How is shock wave therapy performed to treat delayed fracture consolidation?
In case of delayed consolidation of the fracture (non-union of the bone), the procedure is performed once every 7-10 days. At the Avatage Medical Center, doctors use special attachments that stimulate the formation of callus (stimulate osteogenesis). The impact is applied to the fracture area. Doctors at the Avatage Medical Center use their own patented methods for treating and preventing delayed fracture consolidation, based on the use of Storz Medical equipment. As the famous scientist Professor G. Ilizarov said: “Tensile tension is a powerful factor that activates tissue growth. According to this pattern, it is possible to stimulate the formation of new structural units of fibrous tissue, blood vessels, skin, and bones.” Taking this into account, we force muscles to contract and stretch using biomechanical stimulation (directed local vibration therapy), which trains the muscles and makes them work without making movements. This effect complements shock wave therapy and accelerates the process of bone healing.
What is the way out? What's new in the treatment and rehabilitation of fractures?
As it turns out, he is! Recently, an effective solution to this problem has emerged - shock wave therapy, a truly unique method of treating non-united fractures and pseudarthrosis. Over 10 years of treating PCP, specialists at Avatage MC have developed their own method for treating delayed consolidation of fractures and pseudarthrosis using Storz Medical equipment, which was patented. According to our data, the effectiveness of such treatment is 100%. All patients who came to our center were discharged with recovery - the formation of bone callus.

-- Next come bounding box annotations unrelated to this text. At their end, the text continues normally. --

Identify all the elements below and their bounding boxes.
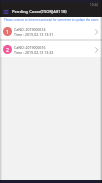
button[interactable]: 1 [0, 23, 102, 39]
staticText: 10:44 [90, 3, 98, 7]
staticText: Pending Cases(TSORJA8118) [12, 9, 67, 15]
staticText: CaNO: 2019000616 Time : 2019-02-13 13:32 [14, 45, 54, 55]
staticText: 2 [6, 46, 9, 53]
staticText: Please connect to Internet and wait for … [4, 18, 99, 22]
button[interactable]: 2 [0, 41, 102, 57]
button[interactable]: Menu [0, 6, 12, 17]
staticText: 1 [6, 28, 9, 35]
staticText: CaNO: 2019000614 Time : 2019-02-13 13:31 [14, 27, 54, 37]
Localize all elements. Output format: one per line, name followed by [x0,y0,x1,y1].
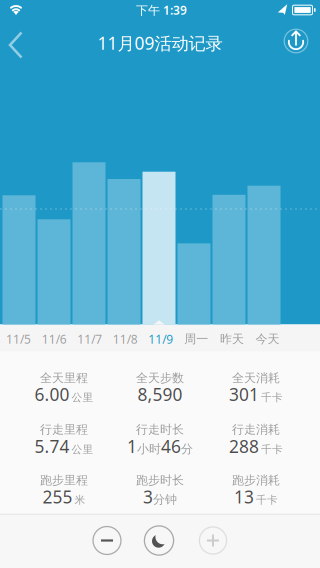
staticText: 13 [234,485,254,508]
staticText: 分 [181,442,193,456]
button[interactable]: 周一 [179,326,214,352]
button[interactable]: Back [0,20,44,64]
staticText: 跑步消耗 [232,473,280,488]
button[interactable]: 今天 [250,326,285,352]
staticText: 公里 [72,391,94,404]
staticText: 分钟 [153,492,177,507]
staticText: 11月09活动记录 [98,32,222,54]
staticText: 全天消耗 [232,371,280,385]
staticText: 11/7 [77,331,102,347]
staticText: 288 [229,435,259,458]
staticText: 公里 [72,443,94,456]
button[interactable]: 11/9 [143,326,178,352]
staticText: 千卡 [256,493,278,506]
staticText: 1 [127,435,137,458]
staticText: 行走里程 [40,422,88,437]
staticText: 全天步数 [136,371,184,385]
button[interactable]: 11/5 [1,326,36,352]
staticText: 小时 [137,442,161,456]
staticText: 8,590 [138,383,182,406]
button[interactable]: Sleep [142,524,176,558]
button[interactable]: 11/8 [108,326,143,352]
staticText: 255 [42,485,72,508]
staticText: 6.00 [34,383,70,406]
staticText: 今天 [255,332,279,346]
staticText: 11/9 [148,331,173,347]
staticText: 跑步里程 [40,473,88,488]
button[interactable]: 11/6 [37,326,72,352]
staticText: 跑步时长 [136,473,184,488]
button[interactable]: Sync [274,19,318,63]
staticText: 下午 1:39 [136,2,187,18]
staticText: 5.74 [34,435,70,458]
staticText: 46 [161,435,181,458]
staticText: 千卡 [261,391,283,404]
staticText: 11/5 [6,331,31,347]
staticText: 行走时长 [136,422,184,437]
button[interactable]: Increase [196,524,230,558]
button[interactable]: 11/7 [72,326,107,352]
staticText: 周一 [184,332,208,346]
staticText: 昨天 [220,332,244,346]
staticText: 3 [143,485,153,508]
staticText: 11/6 [42,331,67,347]
button[interactable]: 昨天 [214,326,249,352]
staticText: 千卡 [261,443,283,456]
button[interactable]: Decrease [90,524,124,558]
staticText: 11/8 [113,331,138,347]
staticText: 行走消耗 [232,422,280,437]
staticText: 全天里程 [40,371,88,385]
staticText: 301 [229,383,259,406]
staticText: 米 [74,493,86,506]
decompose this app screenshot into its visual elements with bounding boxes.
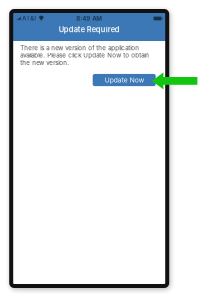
staticText: Update Required (59, 25, 120, 34)
staticText: AT&T (22, 15, 37, 22)
staticText: There is a new version of the applicatio… (20, 44, 149, 66)
staticText: Update Now (105, 76, 144, 84)
button[interactable]: Update Now (93, 74, 156, 86)
staticText: 8:49 AM (76, 15, 102, 22)
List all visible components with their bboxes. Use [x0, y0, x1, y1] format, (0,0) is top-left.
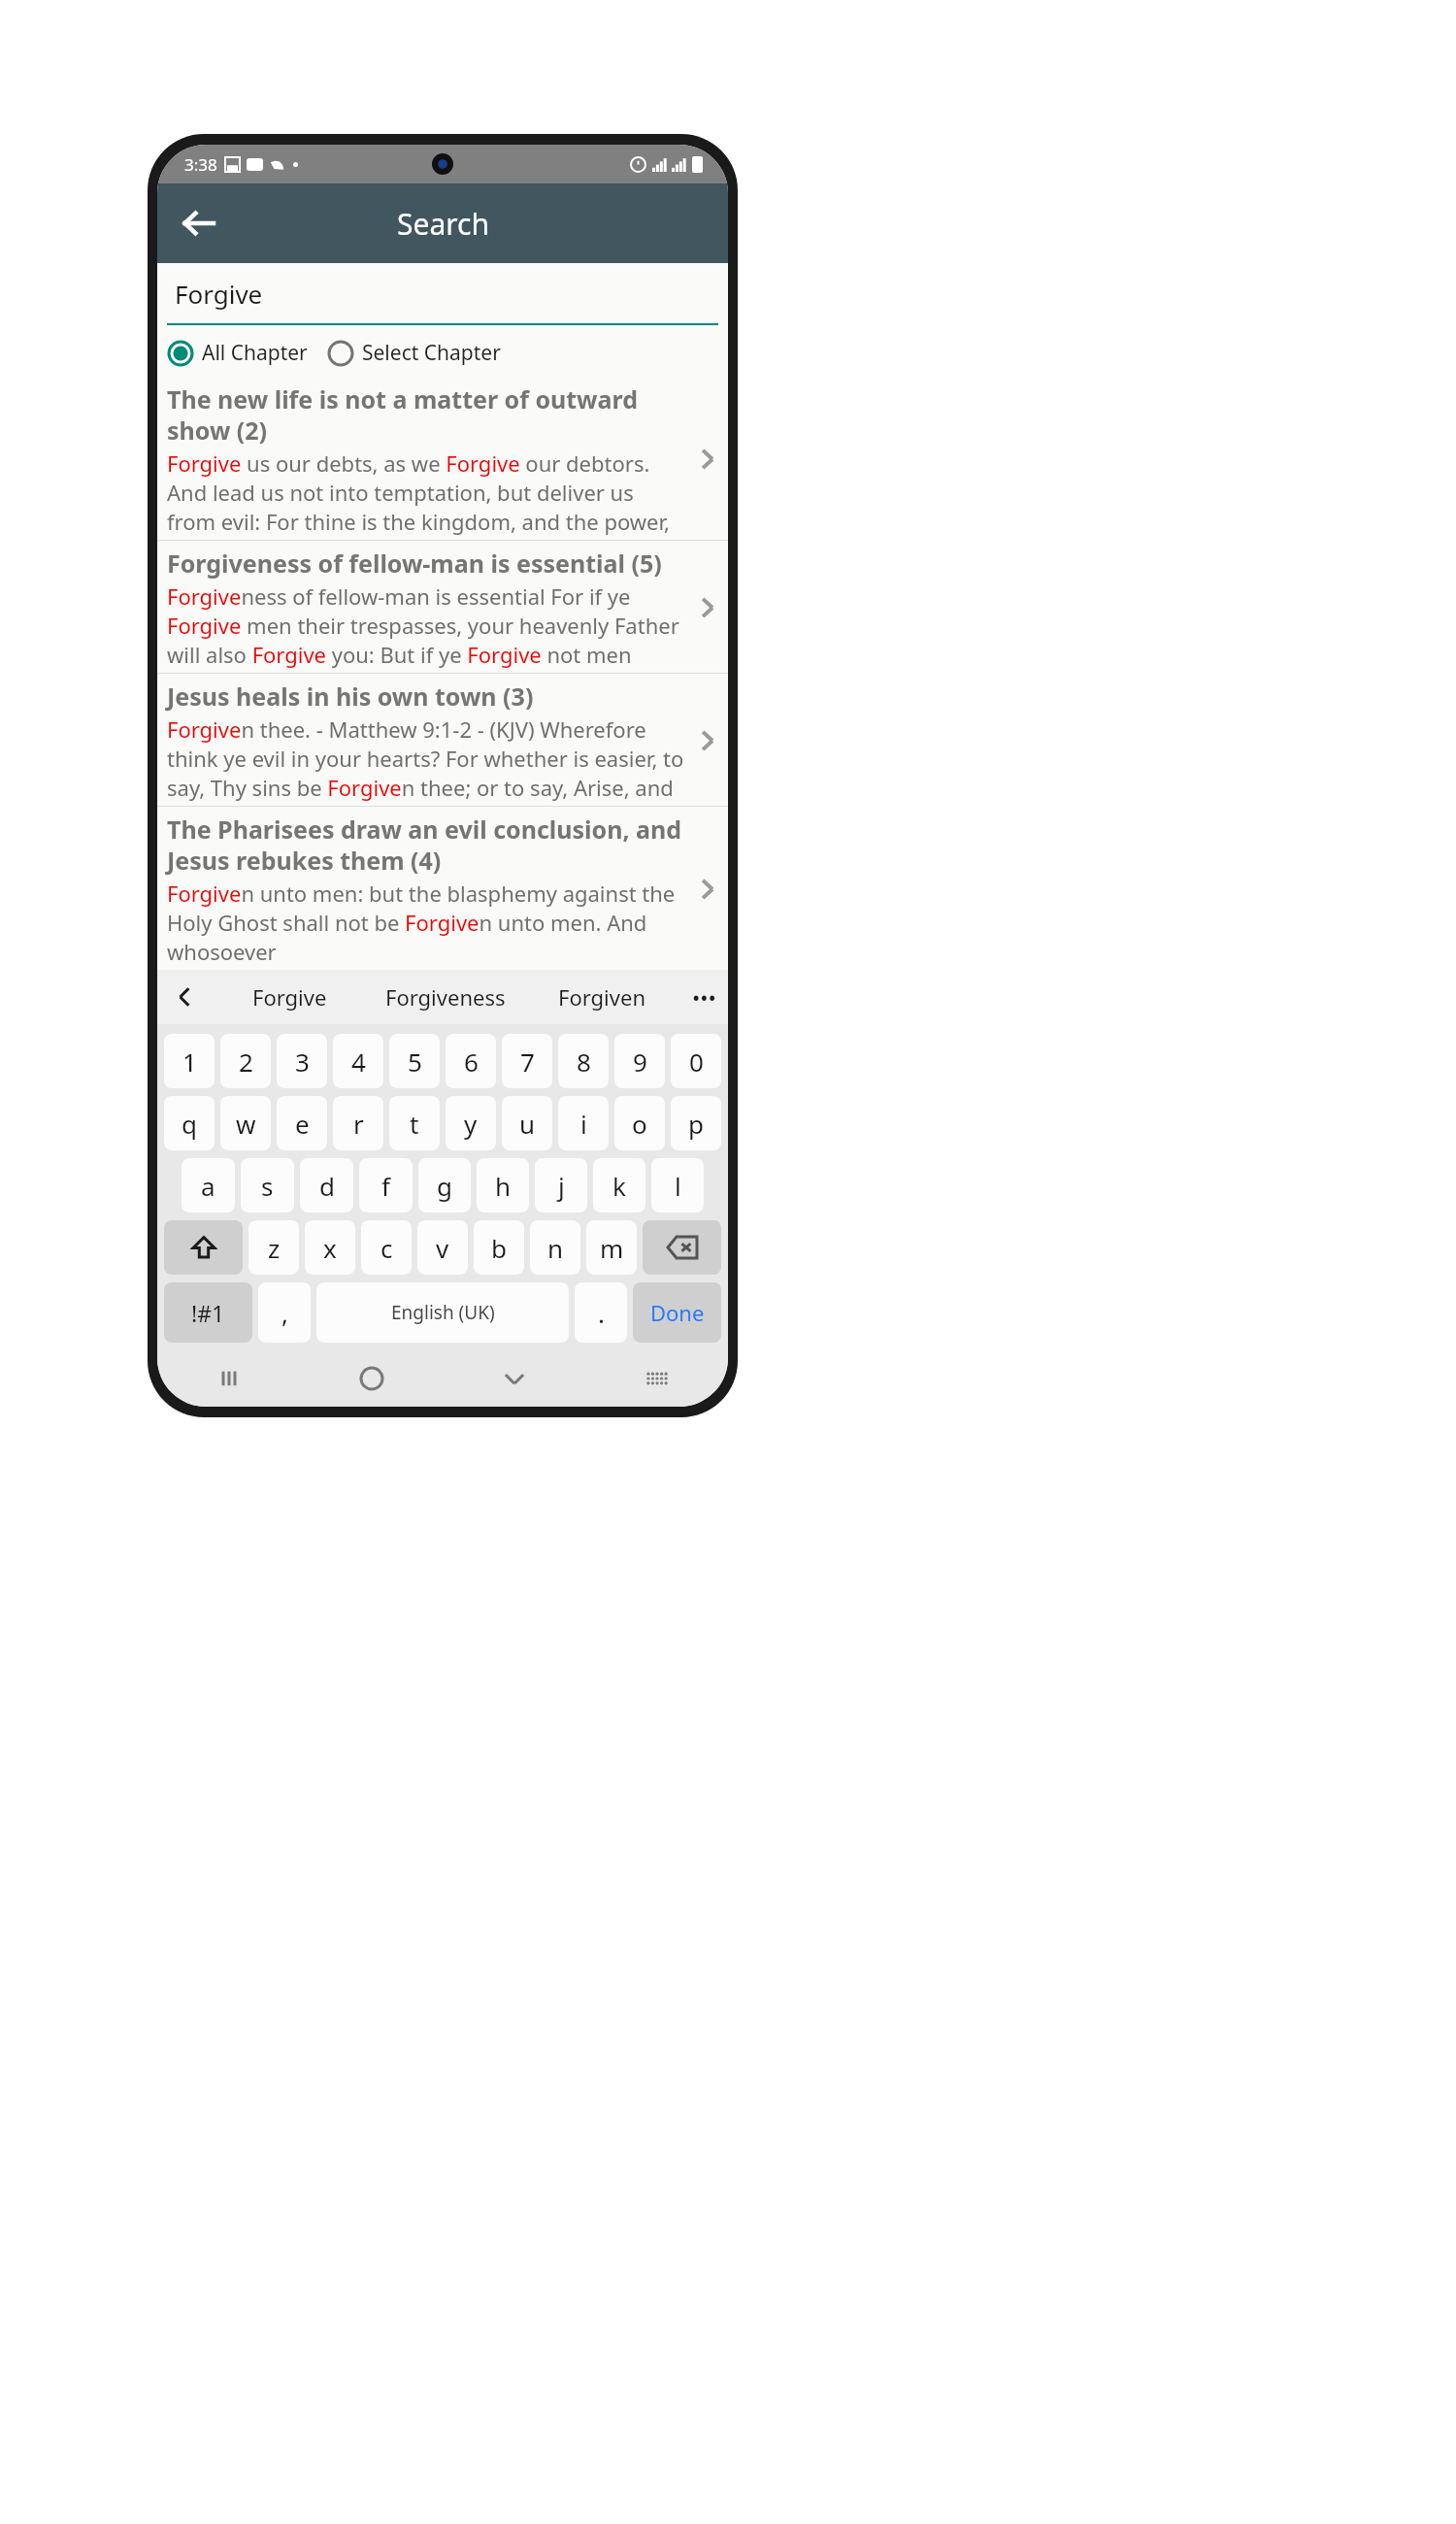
- button[interactable]: The new life is not a matter of outward …: [157, 377, 728, 540]
- button[interactable]: r: [333, 1096, 383, 1150]
- staticText: Select Chapter: [362, 339, 501, 367]
- staticText: 1: [182, 1045, 197, 1079]
- staticText: y: [464, 1107, 478, 1141]
- button[interactable]: l: [651, 1158, 704, 1212]
- staticText: r: [353, 1107, 364, 1141]
- staticText: The Pharisees draw an evil conclusion, a…: [167, 813, 685, 877]
- button[interactable]: !#1: [164, 1282, 252, 1343]
- button[interactable]: y: [446, 1096, 496, 1150]
- button[interactable]: Recents: [157, 1350, 300, 1407]
- button[interactable]: j: [535, 1158, 587, 1212]
- staticText: The new life is not a matter of outward …: [167, 382, 685, 447]
- button[interactable]: o: [614, 1096, 665, 1150]
- staticText: 3:38: [184, 153, 217, 176]
- staticText: k: [612, 1169, 626, 1203]
- button[interactable]: 6: [446, 1034, 496, 1088]
- staticText: Forgiven: [558, 982, 645, 1012]
- button[interactable]: Forgiven: [523, 970, 679, 1024]
- button[interactable]: g: [418, 1158, 471, 1212]
- staticText: o: [632, 1107, 647, 1141]
- staticText: ,: [281, 1296, 288, 1330]
- button[interactable]: Forgiveness of fellow-man is essential (…: [157, 541, 728, 673]
- button[interactable]: m: [586, 1220, 637, 1275]
- button[interactable]: v: [417, 1220, 468, 1275]
- button[interactable]: Hide keyboard: [443, 1350, 585, 1407]
- button[interactable]: 1: [164, 1034, 215, 1088]
- staticText: b: [491, 1231, 507, 1265]
- button[interactable]: a: [182, 1158, 235, 1212]
- staticText: Forgiveness of fellow-man is essential (…: [167, 547, 662, 580]
- button[interactable]: Forgive: [212, 970, 367, 1024]
- button[interactable]: Back: [171, 196, 225, 250]
- staticText: 6: [464, 1045, 479, 1079]
- button[interactable]: s: [241, 1158, 294, 1212]
- button[interactable]: e: [277, 1096, 327, 1150]
- staticText: 7: [520, 1045, 535, 1079]
- staticText: d: [319, 1169, 335, 1203]
- staticText: 3: [295, 1045, 310, 1079]
- button[interactable]: Forgiveness: [367, 970, 523, 1024]
- staticText: x: [323, 1231, 337, 1265]
- staticText: i: [580, 1107, 587, 1141]
- button[interactable]: d: [300, 1158, 353, 1212]
- button[interactable]: 3: [277, 1034, 327, 1088]
- button[interactable]: k: [593, 1158, 645, 1212]
- button[interactable]: 5: [389, 1034, 440, 1088]
- button[interactable]: z: [248, 1220, 299, 1275]
- staticText: 9: [633, 1045, 647, 1079]
- button[interactable]: n: [530, 1220, 580, 1275]
- staticText: Done: [650, 1298, 705, 1327]
- button[interactable]: ,: [258, 1282, 311, 1343]
- button[interactable]: Done: [633, 1282, 721, 1343]
- button[interactable]: 9: [614, 1034, 665, 1088]
- button[interactable]: b: [474, 1220, 524, 1275]
- staticText: Forgiveness: [385, 982, 506, 1012]
- staticText: f: [381, 1169, 390, 1203]
- button[interactable]: More: [679, 970, 728, 1024]
- staticText: Search: [397, 204, 489, 244]
- button[interactable]: Keyboard layout: [585, 1350, 728, 1407]
- staticText: u: [519, 1107, 536, 1141]
- staticText: v: [436, 1231, 449, 1265]
- button[interactable]: x: [305, 1220, 355, 1275]
- button[interactable]: 0: [671, 1034, 721, 1088]
- button[interactable]: Forgive: [167, 263, 718, 323]
- button[interactable]: w: [220, 1096, 271, 1150]
- staticText: Jesus heals in his own town (3): [167, 680, 534, 713]
- button[interactable]: Jesus heals in his own town (3): [157, 674, 728, 806]
- button[interactable]: Select Chapter: [327, 339, 501, 367]
- button[interactable]: Home: [300, 1350, 443, 1407]
- button[interactable]: Backspace: [643, 1220, 721, 1275]
- staticText: p: [688, 1107, 704, 1141]
- staticText: .: [598, 1296, 605, 1330]
- button[interactable]: c: [361, 1220, 412, 1275]
- button[interactable]: 8: [558, 1034, 609, 1088]
- button[interactable]: All Chapter: [167, 339, 314, 367]
- staticText: All Chapter: [202, 339, 308, 367]
- staticText: Forgiven unto men: but the blasphemy aga…: [167, 879, 685, 966]
- staticText: q: [182, 1107, 197, 1141]
- staticText: Forgive: [175, 277, 263, 311]
- button[interactable]: t: [389, 1096, 440, 1150]
- staticText: t: [410, 1107, 419, 1141]
- button[interactable]: Previous: [157, 970, 212, 1024]
- staticText: g: [437, 1169, 452, 1203]
- button[interactable]: p: [671, 1096, 721, 1150]
- staticText: Forgiven thee. - Matthew 9:1-2 - (KJV) W…: [167, 714, 685, 802]
- button[interactable]: 4: [333, 1034, 383, 1088]
- button[interactable]: q: [164, 1096, 215, 1150]
- button[interactable]: The Pharisees draw an evil conclusion, a…: [157, 807, 728, 970]
- staticText: Forgive us our debts, as we Forgive our …: [167, 448, 685, 536]
- button[interactable]: English (UK): [316, 1282, 569, 1343]
- staticText: 2: [239, 1045, 253, 1079]
- button[interactable]: Shift: [164, 1220, 243, 1275]
- staticText: s: [261, 1169, 274, 1203]
- button[interactable]: u: [502, 1096, 552, 1150]
- button[interactable]: .: [575, 1282, 627, 1343]
- button[interactable]: i: [558, 1096, 609, 1150]
- button[interactable]: f: [359, 1158, 413, 1212]
- staticText: n: [547, 1231, 564, 1265]
- button[interactable]: 7: [502, 1034, 552, 1088]
- button[interactable]: 2: [220, 1034, 271, 1088]
- button[interactable]: h: [477, 1158, 529, 1212]
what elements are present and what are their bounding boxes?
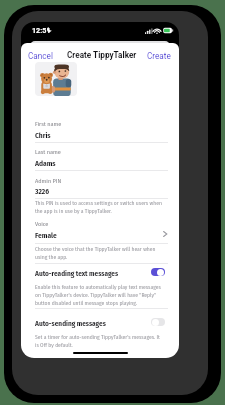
staticText: Voice	[35, 220, 49, 227]
staticText: Admin PIN	[35, 177, 62, 184]
staticText: This PIN is used to access settings or s…	[35, 200, 162, 215]
staticText: Auto-sending messages	[35, 319, 106, 328]
staticText: Create	[147, 51, 171, 61]
staticText: First name	[35, 120, 62, 127]
button[interactable]	[21, 174, 179, 201]
staticText: Chris	[35, 131, 51, 140]
button[interactable]	[21, 145, 179, 173]
staticText: Cancel	[28, 51, 53, 61]
staticText: Enable this feature to automatically pla…	[35, 284, 162, 307]
staticText: Auto-reading text messages	[35, 269, 119, 278]
staticText: Set a timer for auto-sending TippyTalker…	[35, 334, 162, 349]
staticText: Create TippyTalker	[67, 50, 137, 60]
staticText: Female	[35, 231, 57, 240]
staticText: 12:51	[32, 26, 51, 34]
staticText: 3226	[35, 187, 50, 196]
button[interactable]: Create	[142, 47, 176, 65]
button[interactable]	[21, 265, 179, 281]
button[interactable]: Cancel	[23, 47, 58, 65]
staticText: Last name	[35, 148, 61, 155]
button[interactable]: Change avatar photo	[35, 62, 77, 96]
button[interactable]	[21, 315, 179, 331]
staticText: Adams	[35, 159, 56, 168]
button[interactable]	[21, 217, 179, 246]
staticText: Choose the voice that the TippyTalker wi…	[35, 246, 162, 261]
button[interactable]	[21, 117, 179, 145]
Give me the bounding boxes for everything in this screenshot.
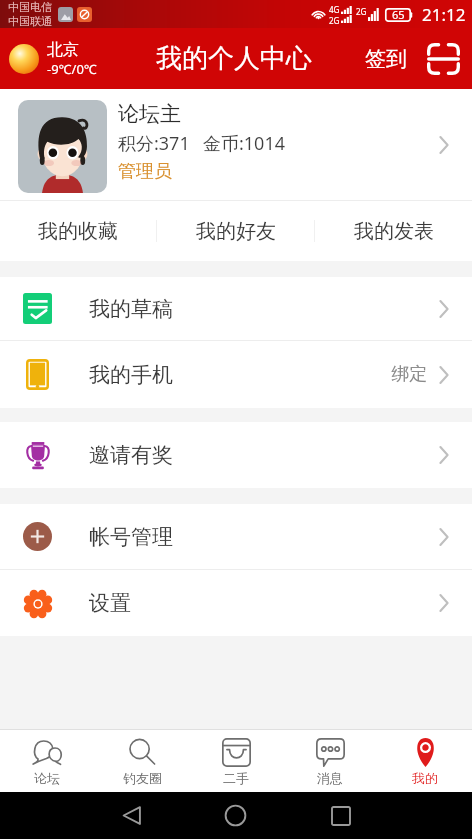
- staticText: 设置: [89, 590, 131, 616]
- staticText: 消息: [317, 770, 343, 786]
- staticText: -9℃/0℃: [47, 60, 97, 78]
- staticText: 65: [392, 7, 405, 22]
- button[interactable]: 论坛主: [0, 89, 472, 200]
- staticText: 论坛: [34, 770, 60, 786]
- staticText: 21:12: [422, 3, 466, 26]
- staticText: 签到: [365, 46, 407, 72]
- staticText: 中国联通: [8, 14, 52, 28]
- staticText: 2G: [356, 6, 367, 17]
- button[interactable]: Recents: [323, 798, 359, 834]
- button[interactable]: 我的发表: [315, 201, 472, 261]
- button[interactable]: 我的草稿: [0, 277, 472, 340]
- button[interactable]: 我的手机: [0, 341, 472, 408]
- staticText: 管理员: [118, 160, 172, 183]
- button[interactable]: Back: [113, 797, 151, 834]
- staticText: 我的手机: [89, 362, 173, 388]
- button[interactable]: 消息: [283, 730, 377, 792]
- staticText: 中国电信: [8, 0, 52, 14]
- staticText: 我的个人中心: [156, 42, 312, 75]
- button[interactable]: Scan QR code: [425, 41, 462, 77]
- button[interactable]: 钓友圈: [95, 730, 189, 792]
- button[interactable]: 我的好友: [157, 201, 314, 261]
- staticText: 帐号管理: [89, 524, 173, 550]
- staticText: 我的收藏: [38, 219, 118, 244]
- staticText: 钓友圈: [123, 770, 162, 786]
- staticText: 4G: [329, 4, 340, 15]
- staticText: 北京: [47, 40, 79, 60]
- button[interactable]: Home: [217, 797, 254, 834]
- button[interactable]: 设置: [0, 570, 472, 636]
- button[interactable]: 签到: [360, 40, 412, 78]
- staticText: 积分:371: [118, 131, 190, 156]
- staticText: 论坛主: [118, 101, 181, 127]
- button[interactable]: 我的: [378, 730, 472, 792]
- button[interactable]: 论坛: [0, 730, 94, 792]
- staticText: 我的发表: [354, 219, 434, 244]
- staticText: 绑定: [391, 363, 427, 386]
- button[interactable]: 我的收藏: [0, 201, 156, 261]
- staticText: 二手: [223, 770, 249, 786]
- button[interactable]: 北京: [0, 34, 105, 84]
- button[interactable]: 帐号管理: [0, 504, 472, 569]
- staticText: 我的草稿: [89, 296, 173, 322]
- staticText: 金币:1014: [203, 131, 286, 156]
- staticText: 邀请有奖: [89, 442, 173, 468]
- staticText: 我的好友: [196, 219, 276, 244]
- button[interactable]: 邀请有奖: [0, 422, 472, 488]
- staticText: 2G: [329, 15, 340, 26]
- staticText: 我的: [412, 770, 438, 786]
- button[interactable]: 二手: [189, 730, 283, 792]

What is unique about shock wave therapy for bone nonunion?
The shock wave acting on tissue leads to stimulation of angiogenesis (the only method in medicine!). The flow of nutrients and oxygen increases to the area of injury. Tissue healing is accelerated. When exposed to bone, osteoblasts are activated, which begin the synthesis of bone tissue. As a result of the impact of shock wave therapy on the fracture area, callus formation and bone fusion occur. We also use the shock wave therapy method as a method of preventing delayed consolidation of fractures. Metal structures are not a contraindication for shock wave therapy procedures. More than 200 people were treated at the Avatage MC with a diagnosis of delayed consolidation of fractures or pseudarthrosis. All of them received bone fusion. 12 years of our own experience in the treatment of fractures and cooperation with leading departments of traumatology and orthopedics in Ukraine allowed us to create our own methods for the treatment and prevention of delayed consolidation of fractures and pseudarthrosis.